Hi everyone, I am new here and you guys probably already know this but just in case and for the new folks here like me. I am in the trades (painter) and if you go to a new construction site (where they are building houses) It's a play ground for supplies! PVC, wood,wire nuts,wire,screws,nails, conduit(metal electrical pipe) and a ton more. Of course you cannot take the new stuff but there are plenty of SCRAPS laying around. You might have to ask the contractor for permission. And tell them what you are here for and assure him that you will not take nothing that is new and you are here just for the scraps. I just stop and walk around on the outside of the building and if you catch it at the right time before the clean up it is a play ground for supplies. I went to a construction site yesterday found some 3 inch pvc and 1 1/2 also,some 2x4 and 2x6 wood about a half of coffee can of drywall screws that I were scattered on the floor,and some wire nuts. The contractor did stop and I approached him and told him I was just getting some scraps for some halloween projects and I told him I would not take the new stuff and he actually told me to go into some of the houses and look around but do not take the new stuff. Of course if there is a house full of workers trying to get stuff done it is not wise to go in and really get permission from the builder to enter but as the outside goes it should be pretty good to go.Keep a eye on the houses that are in the early stages (with no drywall and they are just starting to do the plumbing and electrical thats the gold mine)and go back from time to time. but not to long because they work fast and clean up quick also. Also dumster diving on the sites is great place to find GOLD!! But be real careful because there will be sharp tin from the duct work, nails in boards,etc,etc.AND OF COURSE YOU CANNOT GO IN THE DUMPSTER AND THROW STUFF OUT WHILE SEARCHING AND LEAVE A MESS OUTSIDE THE DUMPSTER!!! But If you want to brave the elements of the mighty dumster it is a pandoras box for goodies. Also last thing once you gain the trust of the contractor he might even start to give you some stuff.(build him a cheap prop from the scraps and garaunteed you will be in with him like gold, hey one hand washes the other).
I know what I just found yesterday saved me at least 50 bucks from buying it at Home Depot. Scott


----------



## ShadyHallows (Jun 14, 2006)

Ah ha they call that dumpster diving here.


----------



## Dr Morbius (Sep 21, 2004)

That's some good advice, Indasand...Thanks for sharing your experiences.


----------



## slightlymad (May 25, 2006)

You forgot the most important advice to give new construction dumpster divers. NEVER OPEN DRYWALL BUCKETS!!!


----------



## Dr Morbius (Sep 21, 2004)

Why?


----------



## Beepem (Jul 17, 2006)

say what bout buckets?


----------



## indamudd (Aug 10, 2006)

OHHH YEAAA, Trust me never open a drywall bucket from the trash because lets say there could be Mr. hanky our corn and peanut covered friend waiting to say hello. Scott


----------



## Dr Morbius (Sep 21, 2004)

AHhhhhh...gross.


----------



## Beepem (Jul 17, 2006)

aahh i dont get it


----------



## Haunted Neurons (Jun 23, 2006)

Beepem said:


> aahh i dont get it


Uh, If you really dont get it then just think of it as a personal porta potty.
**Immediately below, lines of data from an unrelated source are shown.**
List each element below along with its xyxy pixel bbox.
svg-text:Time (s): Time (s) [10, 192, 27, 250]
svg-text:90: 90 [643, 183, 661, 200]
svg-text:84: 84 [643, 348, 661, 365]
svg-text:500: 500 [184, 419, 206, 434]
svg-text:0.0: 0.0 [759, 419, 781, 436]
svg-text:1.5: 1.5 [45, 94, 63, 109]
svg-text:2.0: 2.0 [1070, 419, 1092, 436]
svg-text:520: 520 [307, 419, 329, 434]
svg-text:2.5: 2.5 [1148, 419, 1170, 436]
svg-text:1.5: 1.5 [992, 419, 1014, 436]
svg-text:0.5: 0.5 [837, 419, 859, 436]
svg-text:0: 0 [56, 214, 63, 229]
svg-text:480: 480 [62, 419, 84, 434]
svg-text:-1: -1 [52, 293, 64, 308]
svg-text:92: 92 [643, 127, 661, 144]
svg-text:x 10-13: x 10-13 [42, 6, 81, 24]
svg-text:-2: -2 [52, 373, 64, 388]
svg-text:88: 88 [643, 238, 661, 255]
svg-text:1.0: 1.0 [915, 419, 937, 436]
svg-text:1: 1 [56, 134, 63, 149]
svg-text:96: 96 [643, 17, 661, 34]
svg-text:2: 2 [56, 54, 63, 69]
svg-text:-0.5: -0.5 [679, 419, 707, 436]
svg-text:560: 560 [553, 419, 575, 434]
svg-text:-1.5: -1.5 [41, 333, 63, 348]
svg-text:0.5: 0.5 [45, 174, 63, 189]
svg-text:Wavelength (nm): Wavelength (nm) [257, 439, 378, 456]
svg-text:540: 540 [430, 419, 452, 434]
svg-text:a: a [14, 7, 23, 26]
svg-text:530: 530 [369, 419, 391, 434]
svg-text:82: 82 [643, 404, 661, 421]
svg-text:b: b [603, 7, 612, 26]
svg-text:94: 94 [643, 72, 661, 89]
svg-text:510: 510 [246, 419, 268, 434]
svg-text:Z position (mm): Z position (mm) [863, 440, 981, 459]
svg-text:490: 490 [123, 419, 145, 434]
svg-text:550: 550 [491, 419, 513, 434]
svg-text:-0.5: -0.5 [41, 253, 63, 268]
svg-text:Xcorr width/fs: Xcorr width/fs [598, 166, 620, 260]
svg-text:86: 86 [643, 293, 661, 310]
Sadly it is illeagal to go through the dumpsters at contruction sites here. They say its tresspassing. They have even posted signs on them to keep people out. I guess people have made a mess going through them and pissed the contractors off.

If I see something sticking out I will still do a driveby grab though.


----------



## indamudd (Aug 10, 2006)

unfortunately I been going behind the stores to the dumpsters here and wal mart, toys r us and a few others have inclosed dumsters that are attached to the store and you cannot get into them. Bummer. No free pickins here, ****tttt!!!!


----------